誰も味方になってくれなかった、真っ暗な日々を。
「はい。私がそばにいます。一緒に魔王を倒しましょう」
「…………俺は、悪魔で、人殺しの息子、なんだぞ?」
みんなからの視線を思い出す。
その事実だけで、俺の人間性の全てを決めつけてきた、冷たい視線を。
「あなたはとても真っ直ぐで、優しい心の持ち主です。ちゃんとわかってます」
一歩、アリスは歩み寄ってきた。
「もう勇者の使命なんか捨てて、自分のために魔王を倒しちゃいましょうよ。これまでたくさん人のために生きてきたんです。少しくらい好きに生きてもバチは当たりません。それで結果的に、世界も救われますしね」
そう、アリスは優しく笑いかけてくれた。
俺は何も答えられなかった。
うまく言葉が出てこない。喉の奥につっかえて吐き出せない。
ずっと、こういう言葉を、誰かに言って欲しかったはずなのに。
「……まだ、信用できませんか?」
仮面のせいで表情は見えてないはずなのに、彼女は俺の困惑を正しく読み取った。
一歩、もう一歩と、アリスが距離を詰めてくる。
俺は座席に座ったまま彼女の顔を見上げる。
アリスは俺の前に立つと、一度ぎゅっと目を瞑り、覚悟を決めたように瞼を開く。そして両手を伸ばし、俺の仮面をそっと外した。
「……っ!!」
ハッと息を呑む音。俺の素顔を目の当たりにして、アリスの全身に力が入る。
だけど、彼女は決して、俺から視線を逸さなかった。
素顔の状態で、初めてアリスと目が合う。
彼女は恐る恐る手を伸ばし、ゆっくりと俺の頬に触れてきた。
「大丈夫です。たとえ呪いの力があっても、私はここにいます」
アリスの手は震えていた。
けど、決して離そうとはしなかった。
熱いものが、胸の奥から込み上げてくる。
涙が勝手に溢れてきて、頬に添えられたアリスの手の甲を伝っていく。
アリスはちょっと目を丸くしてから、俺の頭をそっと抱き寄せてくれた。
「声を出したらダメですよ。すぐに逃げないと見つかるので、時間も少しだけです」
「く……ぅ、うん…………うん……っ」
俺はアリスの背中に腕を回した。
彼女は不安がる幼子をあやすみたいに、何度も何度も、優しく頭を撫でてくれた。
「ぅ……くっ…………うぅ……っ」
「辛かったね。怖かったね。

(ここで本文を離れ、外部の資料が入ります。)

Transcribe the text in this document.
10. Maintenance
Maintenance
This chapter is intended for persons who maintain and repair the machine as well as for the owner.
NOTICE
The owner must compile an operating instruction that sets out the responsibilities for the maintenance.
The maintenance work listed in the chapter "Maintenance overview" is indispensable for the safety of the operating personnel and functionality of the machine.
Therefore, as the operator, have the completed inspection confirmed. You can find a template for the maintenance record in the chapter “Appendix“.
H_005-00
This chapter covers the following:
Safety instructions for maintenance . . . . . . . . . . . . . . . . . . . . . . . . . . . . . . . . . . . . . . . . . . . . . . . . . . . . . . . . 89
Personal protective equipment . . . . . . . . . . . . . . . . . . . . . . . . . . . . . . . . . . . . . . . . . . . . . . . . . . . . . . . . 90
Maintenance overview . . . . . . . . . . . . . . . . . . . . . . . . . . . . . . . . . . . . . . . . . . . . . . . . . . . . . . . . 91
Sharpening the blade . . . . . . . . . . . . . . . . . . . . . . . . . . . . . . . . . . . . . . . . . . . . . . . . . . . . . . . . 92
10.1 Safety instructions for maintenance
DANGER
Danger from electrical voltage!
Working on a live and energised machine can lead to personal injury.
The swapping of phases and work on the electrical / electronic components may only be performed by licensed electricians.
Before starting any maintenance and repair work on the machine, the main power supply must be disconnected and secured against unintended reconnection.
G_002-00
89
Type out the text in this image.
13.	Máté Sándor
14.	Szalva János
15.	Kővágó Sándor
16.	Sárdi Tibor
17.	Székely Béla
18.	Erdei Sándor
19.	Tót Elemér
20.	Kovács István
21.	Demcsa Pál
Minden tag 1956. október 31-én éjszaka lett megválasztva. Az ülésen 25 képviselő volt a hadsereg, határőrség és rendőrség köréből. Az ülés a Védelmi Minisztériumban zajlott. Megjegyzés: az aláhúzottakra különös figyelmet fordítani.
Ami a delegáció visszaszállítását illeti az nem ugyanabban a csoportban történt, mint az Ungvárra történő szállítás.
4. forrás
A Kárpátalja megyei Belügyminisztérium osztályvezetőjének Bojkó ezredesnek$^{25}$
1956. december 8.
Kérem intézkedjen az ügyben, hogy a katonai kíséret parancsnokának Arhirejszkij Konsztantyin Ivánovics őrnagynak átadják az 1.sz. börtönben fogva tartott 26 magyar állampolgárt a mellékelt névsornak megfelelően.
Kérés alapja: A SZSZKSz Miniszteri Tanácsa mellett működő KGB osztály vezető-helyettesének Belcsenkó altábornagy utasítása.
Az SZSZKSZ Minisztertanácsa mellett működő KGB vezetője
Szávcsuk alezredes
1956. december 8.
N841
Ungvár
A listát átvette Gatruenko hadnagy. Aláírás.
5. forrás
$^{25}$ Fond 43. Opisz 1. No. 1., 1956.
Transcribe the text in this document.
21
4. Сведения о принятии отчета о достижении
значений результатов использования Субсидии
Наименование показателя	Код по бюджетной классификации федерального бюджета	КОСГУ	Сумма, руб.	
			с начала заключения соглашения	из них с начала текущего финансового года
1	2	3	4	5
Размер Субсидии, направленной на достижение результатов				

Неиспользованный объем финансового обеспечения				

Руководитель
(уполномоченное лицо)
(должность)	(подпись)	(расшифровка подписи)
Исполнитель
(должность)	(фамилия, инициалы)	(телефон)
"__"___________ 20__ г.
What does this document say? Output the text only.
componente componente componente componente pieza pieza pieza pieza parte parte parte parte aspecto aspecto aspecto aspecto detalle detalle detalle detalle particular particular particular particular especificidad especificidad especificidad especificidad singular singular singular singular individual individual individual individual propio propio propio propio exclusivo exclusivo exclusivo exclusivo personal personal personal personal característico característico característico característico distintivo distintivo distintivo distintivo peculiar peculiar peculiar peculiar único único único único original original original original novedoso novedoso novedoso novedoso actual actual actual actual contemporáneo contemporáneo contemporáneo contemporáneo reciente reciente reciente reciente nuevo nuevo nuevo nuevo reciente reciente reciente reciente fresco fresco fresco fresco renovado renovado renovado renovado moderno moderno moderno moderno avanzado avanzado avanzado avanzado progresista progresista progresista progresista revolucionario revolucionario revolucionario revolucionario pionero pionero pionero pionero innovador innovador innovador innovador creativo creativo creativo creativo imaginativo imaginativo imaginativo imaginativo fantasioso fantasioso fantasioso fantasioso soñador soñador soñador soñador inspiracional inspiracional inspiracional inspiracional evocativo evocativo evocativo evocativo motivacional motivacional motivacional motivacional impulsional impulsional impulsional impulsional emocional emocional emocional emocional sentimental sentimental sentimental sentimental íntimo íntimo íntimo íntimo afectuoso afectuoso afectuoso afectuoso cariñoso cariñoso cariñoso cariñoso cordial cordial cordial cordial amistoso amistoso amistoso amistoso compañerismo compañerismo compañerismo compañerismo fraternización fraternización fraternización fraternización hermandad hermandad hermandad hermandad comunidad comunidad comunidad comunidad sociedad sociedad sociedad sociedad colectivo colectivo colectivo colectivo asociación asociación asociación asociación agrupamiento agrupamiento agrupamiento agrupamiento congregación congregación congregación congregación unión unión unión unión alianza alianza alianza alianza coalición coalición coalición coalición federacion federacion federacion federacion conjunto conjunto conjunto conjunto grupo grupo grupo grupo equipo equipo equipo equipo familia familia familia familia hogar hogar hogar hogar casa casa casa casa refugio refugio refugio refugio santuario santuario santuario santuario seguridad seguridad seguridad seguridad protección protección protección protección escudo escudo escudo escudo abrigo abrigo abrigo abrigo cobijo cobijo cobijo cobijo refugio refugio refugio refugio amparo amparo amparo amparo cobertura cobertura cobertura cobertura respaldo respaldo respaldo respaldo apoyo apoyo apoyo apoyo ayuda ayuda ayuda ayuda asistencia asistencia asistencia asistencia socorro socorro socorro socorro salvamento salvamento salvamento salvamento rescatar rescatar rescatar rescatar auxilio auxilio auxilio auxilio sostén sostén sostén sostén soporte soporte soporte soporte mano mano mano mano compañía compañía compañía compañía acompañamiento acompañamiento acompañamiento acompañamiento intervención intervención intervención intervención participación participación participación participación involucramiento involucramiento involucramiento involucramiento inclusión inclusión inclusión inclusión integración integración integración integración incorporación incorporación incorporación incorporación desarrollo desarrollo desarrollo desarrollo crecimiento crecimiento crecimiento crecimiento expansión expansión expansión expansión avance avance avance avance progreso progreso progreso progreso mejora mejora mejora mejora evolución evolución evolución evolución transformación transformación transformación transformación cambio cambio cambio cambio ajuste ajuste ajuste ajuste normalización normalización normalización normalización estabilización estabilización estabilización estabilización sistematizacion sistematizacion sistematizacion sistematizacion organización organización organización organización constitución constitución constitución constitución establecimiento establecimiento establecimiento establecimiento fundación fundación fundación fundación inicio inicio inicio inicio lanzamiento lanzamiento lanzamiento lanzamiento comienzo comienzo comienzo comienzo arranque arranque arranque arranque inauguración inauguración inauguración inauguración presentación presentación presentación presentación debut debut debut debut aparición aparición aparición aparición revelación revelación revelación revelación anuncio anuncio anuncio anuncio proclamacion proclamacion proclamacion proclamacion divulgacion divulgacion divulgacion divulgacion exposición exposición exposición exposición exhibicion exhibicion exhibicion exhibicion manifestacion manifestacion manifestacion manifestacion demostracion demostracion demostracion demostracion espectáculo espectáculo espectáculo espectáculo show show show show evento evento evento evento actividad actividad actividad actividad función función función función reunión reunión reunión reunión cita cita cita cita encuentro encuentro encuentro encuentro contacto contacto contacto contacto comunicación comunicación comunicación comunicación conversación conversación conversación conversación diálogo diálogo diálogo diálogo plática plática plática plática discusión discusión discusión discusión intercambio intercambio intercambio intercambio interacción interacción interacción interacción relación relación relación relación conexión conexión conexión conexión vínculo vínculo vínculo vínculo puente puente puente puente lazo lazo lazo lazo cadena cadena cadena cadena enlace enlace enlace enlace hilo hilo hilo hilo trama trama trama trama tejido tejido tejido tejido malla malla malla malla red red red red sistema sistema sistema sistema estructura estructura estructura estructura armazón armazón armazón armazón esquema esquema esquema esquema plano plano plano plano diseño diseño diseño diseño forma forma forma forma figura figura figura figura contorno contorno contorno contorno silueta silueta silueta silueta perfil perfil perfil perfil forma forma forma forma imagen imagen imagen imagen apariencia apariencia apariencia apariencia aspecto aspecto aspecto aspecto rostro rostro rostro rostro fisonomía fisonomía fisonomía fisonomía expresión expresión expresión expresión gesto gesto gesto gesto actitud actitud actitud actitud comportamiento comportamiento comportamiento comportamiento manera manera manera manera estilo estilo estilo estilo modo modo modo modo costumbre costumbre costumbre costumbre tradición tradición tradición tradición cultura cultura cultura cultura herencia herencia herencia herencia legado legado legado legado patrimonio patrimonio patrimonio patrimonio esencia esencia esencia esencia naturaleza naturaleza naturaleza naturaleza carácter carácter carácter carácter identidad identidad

もう大丈夫だよ」
必死に嗚咽を堪えるけど、涙は止まってくれない。
女の子の胸に泣きつくなんてかっこ悪い。そう思っているのに、彼女の温もりから離れることができない。
(……ああ、俺はずっと、こんな風に誰かに抱きしめて欲しかったんだ)
自分のことをちゃんと見てくれる人がいる。たったそれだけのことで、もう大丈夫だと思えた。